What bond investors dread is accelerating inflation after the government and Fed agreed to lend, spend or commit $12.8 trillion to thaw frozen credit markets and snap the longest U.S. economic slump since the 1930s. The central bank also pledged to buy as much as $300 billion of Treasuries and $1.25 trillion of bonds backed by home loans…
Bonds usually rally when the economy is in recession and inflation is subdued. Gross domestic product dropped at a 5.7 percent annual pace in the first quarter, after contracting at a 6.3 percent rate in the last three months of 2008, according to the Commerce Department.

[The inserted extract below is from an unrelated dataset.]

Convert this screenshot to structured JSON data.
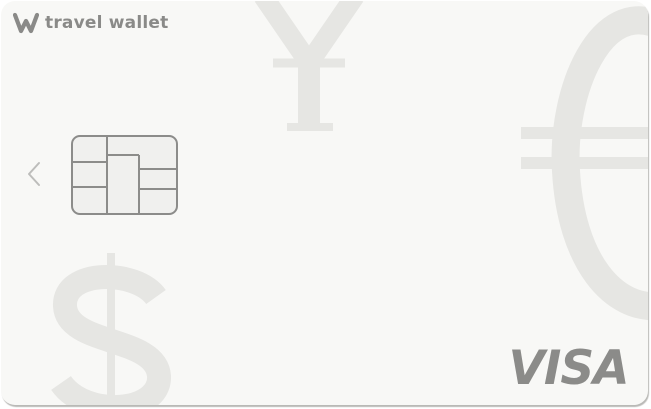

This time it’s different because the Congressional Budget Office projects Obama’s spending plan will expand the deficit this year to about four times the previous record, and cause a $1.38 trillion shortfall in fiscal 2010. The U.S. will need to raise $3.25 trillion this year to finance its objectives, up from less than $1 trillion in 2008, according to Goldman Sachs Group Inc., one of 16 primary dealers of U.S. government securities that are obligated to bid at Treasury auctions. ..
The bond vigilantes are being led by international investors, who own about 51 percent of the $6.36 trillion in marketable Treasuries outstanding, up from 35 percent in 2000, according to data compiled by the Treasury.
“The vigilante group is different this time around,” said Mark MacQueen, a partner and money manager at Austin, Texas- based Sage Advisory Services Ltd., which oversees $7.5 billion. “It’s major foreign creditors. This whole idea that we need to spend our way out of our problems is being questioned.”